Lorsque ma partenaire sera en sécurité, je me mettrai en quête d’un guerrier avec lequel la partager, je choisirai un second partenaire qui la protègera, et je m’emploierai à reconquérir mon trône. Je marche, ma colère me tord le ventre. Mon père est un imbécile, j’ai passé trop d’années à lui obéir aveuglément. Il est temps de le destituer, de force si besoin. Sa stratégie dans la guerre qui nous oppose à la Ruche est inefficace et débile, la preuve. Sans le Commandant Deston qui dirige la flotte de combat de main de maître, on serait déjà fichu. La salle de transfert est presque pleine. Le commandant Deston, sa partenaire Hannah, et leur second, Dare m’attendent près de la plateforme de transport. Deux guerriers que je ne reconnais pas actionnent le pupitre de commandes, ils enregistrent les données nécessaires pour me transférer au centre de recrutement sur Terre, celui-là même où ma partenaire a été recalée il y a quelques jours. Recalée ! Ma colère va crescendo en l’apprenant.
Deux immenses guerriers gardent la porte. Je réalise le risque que prend mon cousin en les voyant. Il n’y a pas grand monde à bord qui aime fréquenter un guerrier contaminé, prince ou pas.
« Commandant. » Je salue mon cousin en lui agrippant l’avant-bras, incapable d’exprimer verbalement ce que cette chance représente à mes yeux. En m’envoyant sur Terre pour trouver mon épouse, il défie mon père mais également tout le conseil planétaire. Ça prouve le peu d’estime qu’il a pour mon père et sa foi en notre système d’accouplement.
Je jette un œil à Hannah, à ses côtés. Elle est si menue, si fragile comparée à ses deux partenaires, et pourtant forte et toute puissante. C’est elle le maillon fort dans l’équation. Je regarde leurs colliers assortis et j’envie leur connexion.
J’aimerais bien être comme eux moi aussi. Bientôt. Je dois juste aller sur Terre, la trouver et la ramener.
« Bon voyage, Nial, dit Deston. Une fois parti, ton père bloquera à coup sûr les gares de transport, il enverra probablement des chasseurs de primes à tes trousses.
– Mon père ne me fait pas peur. »
Le commandant Deston acquiesce avec un profond respect que je ne lui connais pas. J’étais un enfant gâté. J’en ai conscience à présent, et je ne m’en vante pas. Un prince pourri gâté qui veut jouer à la guerre sans comprendre ses tenants et aboutissants. Je ne suis plus le même. Je me détourne du Commandant et salue son épouse. « Dame Deston.
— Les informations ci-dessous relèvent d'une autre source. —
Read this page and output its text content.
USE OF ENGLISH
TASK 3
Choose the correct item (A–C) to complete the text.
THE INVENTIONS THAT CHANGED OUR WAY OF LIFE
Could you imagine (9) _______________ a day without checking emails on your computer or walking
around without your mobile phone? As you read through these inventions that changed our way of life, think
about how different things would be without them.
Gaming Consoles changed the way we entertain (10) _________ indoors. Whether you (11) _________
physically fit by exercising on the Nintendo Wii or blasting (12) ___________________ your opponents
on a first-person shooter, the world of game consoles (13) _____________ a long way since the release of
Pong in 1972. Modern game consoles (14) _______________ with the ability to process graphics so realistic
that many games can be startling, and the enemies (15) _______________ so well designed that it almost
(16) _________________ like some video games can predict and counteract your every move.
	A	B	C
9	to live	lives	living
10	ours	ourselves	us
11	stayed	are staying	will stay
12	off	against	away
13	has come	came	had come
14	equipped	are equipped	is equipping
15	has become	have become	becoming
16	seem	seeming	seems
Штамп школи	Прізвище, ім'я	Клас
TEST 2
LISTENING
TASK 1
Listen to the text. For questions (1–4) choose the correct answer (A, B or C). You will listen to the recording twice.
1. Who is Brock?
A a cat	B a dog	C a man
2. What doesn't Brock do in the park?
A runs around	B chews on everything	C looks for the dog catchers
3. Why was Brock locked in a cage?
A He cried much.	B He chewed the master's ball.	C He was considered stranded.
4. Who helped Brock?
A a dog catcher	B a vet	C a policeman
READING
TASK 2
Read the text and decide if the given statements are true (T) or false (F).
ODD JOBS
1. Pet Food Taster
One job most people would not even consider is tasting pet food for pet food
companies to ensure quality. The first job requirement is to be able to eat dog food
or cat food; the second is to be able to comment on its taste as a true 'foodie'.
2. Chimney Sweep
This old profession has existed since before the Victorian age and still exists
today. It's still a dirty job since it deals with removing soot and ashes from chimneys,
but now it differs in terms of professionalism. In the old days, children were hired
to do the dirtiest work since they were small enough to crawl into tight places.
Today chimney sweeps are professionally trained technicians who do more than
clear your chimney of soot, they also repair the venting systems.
– Bonne chance. » Elle se met sur la pointe des pieds et m’embrasse sur la joue gauche. Ça me persuade d’autant plus qu’une épouse terrienne est ma seule chance de trouver une femme qui m’acceptera tel que je suis.
Son second partenaire, Dare, croise mon regard, j’envie le petit éclat argenté qui brille dans son œil. Il a été capturé lui aussi. Mais en tant qu’héritier du Prime, j’ai eu droit aux honneurs de la Ruche, ils se sont occupés de moi en priorité. Dare s’en est bien tiré avec leur technologie, il n’a eu droit qu’à cet éclat dans un œil, lui seul le sait, et ses proches.
Dare attrape ma main tendue. « Comment protègeras-tu ta partenaire sans l’aide d’un second ? » Il maintient le contact, alors que je l’aurais déjà lâché pour ma part. « Tu devrais choisir un second, Nial. Emmène-le avec toi.
– Je suis un paria, je suis contaminé. Je secoue la tête. Je ne peux pas imposer ça à un guerrier. Pas encore. »
Dare poursuit. « Imposer quoi ? Protéger et veiller sur une magnifique épouse ? Se partager son corps et la baiser jusqu’à ce qu’elle crie de plaisir ? Il sourit et Hannah rougit. Fais-moi confiance, Nial, être second, c’est loin d’être une punition. »
Je sais qu’il dit vrai quand je repense à sa—leur—cérémonie d’accouplement.
Il dit peut-être vrai mais je suis contaminé, ce qui va à l’encontre des lois en vigueur sur Prillon, notamment concernant les déplacements sur une planète. Je suis accouplé à une épouse qui ne me connaît pas et qui partira probablement en hurlant lorsqu’elle découvrira dans quel état je suis. Je ne peux demander à un guerrier de se joindre à moi en de pareilles circonstances.
Je ne réponds pas, je relâche l’étreinte de Dare et monte sur la plateforme de transport, les yeux sombres de Dame Deston brillent d’un éclat malicieux. Ses cheveux bruns ne passent pas inaperçus parmi la race blonde de Prillon Prime, qui brille telle une étoile dans la noirceur de l’espace. « Vous serez tout nu lors de votre arrivée.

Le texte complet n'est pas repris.